Des déficits qui s’accentuent en raison de dépenses publiques incontrôlées et d’une politique de réduction d’impôts favorable aux entreprises. Un ratio dette/PIB des administrations qui a bondi de 14 points depuis le Covid et qui dépasse les 122 %. Le service de la dette qui deviendra le premier poste de dépense publique en 2024…
Nous ne sommes pas en France mais bel et bien aux Etats-Unis. Selon les projections du Congressional Budget Office (CBO) américain, le déficit fédéral devrait atteindre 7% du PIB cette année (près d’un point de plus qu’en France). La dette publique brute (les dettes de toutes les agences gouvernementales) est à nouveau en hausse après la fièvre de la crise sanitaire. En s’établissant à 122,3% du PIB fin 2023, il dépasse même son niveau de 1946 (119%) après cinq années de guerre mondiale.

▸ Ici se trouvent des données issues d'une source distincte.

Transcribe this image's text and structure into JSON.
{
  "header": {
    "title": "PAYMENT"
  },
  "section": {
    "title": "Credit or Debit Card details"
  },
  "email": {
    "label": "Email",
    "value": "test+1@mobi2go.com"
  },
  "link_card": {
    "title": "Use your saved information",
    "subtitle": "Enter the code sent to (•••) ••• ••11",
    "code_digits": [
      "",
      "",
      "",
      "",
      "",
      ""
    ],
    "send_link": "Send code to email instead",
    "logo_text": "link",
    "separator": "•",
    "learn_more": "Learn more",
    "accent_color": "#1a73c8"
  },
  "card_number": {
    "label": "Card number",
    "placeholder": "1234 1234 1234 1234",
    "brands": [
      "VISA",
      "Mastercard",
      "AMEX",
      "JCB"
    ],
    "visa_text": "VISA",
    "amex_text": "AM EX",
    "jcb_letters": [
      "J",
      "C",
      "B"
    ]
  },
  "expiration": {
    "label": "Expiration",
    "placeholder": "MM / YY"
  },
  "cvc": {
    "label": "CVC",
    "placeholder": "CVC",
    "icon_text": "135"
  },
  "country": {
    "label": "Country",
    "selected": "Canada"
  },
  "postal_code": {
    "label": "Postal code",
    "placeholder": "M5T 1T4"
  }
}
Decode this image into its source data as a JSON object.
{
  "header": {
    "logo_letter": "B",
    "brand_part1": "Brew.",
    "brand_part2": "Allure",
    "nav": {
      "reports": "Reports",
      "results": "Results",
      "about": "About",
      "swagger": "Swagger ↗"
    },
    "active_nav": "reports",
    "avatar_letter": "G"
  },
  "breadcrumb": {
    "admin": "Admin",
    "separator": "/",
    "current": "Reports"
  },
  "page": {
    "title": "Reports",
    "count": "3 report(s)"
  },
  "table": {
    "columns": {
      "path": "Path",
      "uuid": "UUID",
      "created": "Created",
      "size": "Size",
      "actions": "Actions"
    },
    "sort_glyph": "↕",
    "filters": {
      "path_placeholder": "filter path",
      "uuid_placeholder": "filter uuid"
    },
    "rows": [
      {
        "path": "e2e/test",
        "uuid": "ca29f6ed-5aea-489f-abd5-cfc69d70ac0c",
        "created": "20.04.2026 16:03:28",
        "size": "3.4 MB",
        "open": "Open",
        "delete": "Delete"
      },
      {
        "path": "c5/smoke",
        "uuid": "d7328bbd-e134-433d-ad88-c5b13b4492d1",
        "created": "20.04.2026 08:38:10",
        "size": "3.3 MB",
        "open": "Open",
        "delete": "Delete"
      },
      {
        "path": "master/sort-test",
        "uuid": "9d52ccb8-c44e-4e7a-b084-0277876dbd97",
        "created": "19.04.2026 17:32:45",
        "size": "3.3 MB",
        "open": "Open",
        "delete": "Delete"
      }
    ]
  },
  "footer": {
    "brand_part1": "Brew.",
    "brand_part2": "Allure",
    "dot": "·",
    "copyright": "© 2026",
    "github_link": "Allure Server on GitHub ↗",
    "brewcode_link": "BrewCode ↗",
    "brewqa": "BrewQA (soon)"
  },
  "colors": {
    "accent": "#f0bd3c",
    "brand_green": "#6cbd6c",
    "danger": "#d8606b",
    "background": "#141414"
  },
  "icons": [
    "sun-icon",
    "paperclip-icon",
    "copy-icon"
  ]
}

Son montant a atteint 34,500 milliards de dollars, soit six fois son montant brut de l’année 2000 et plus de 10 fois celui de l’année 1990.
Un niveau qui pèse sur les comptes publics de la nation puisque le service de la dette (paiement des intérêts) devrait atteindre 870 milliards de dollars pour l’année en cours, soit 20 milliards de plus que le budget consacré à la défense.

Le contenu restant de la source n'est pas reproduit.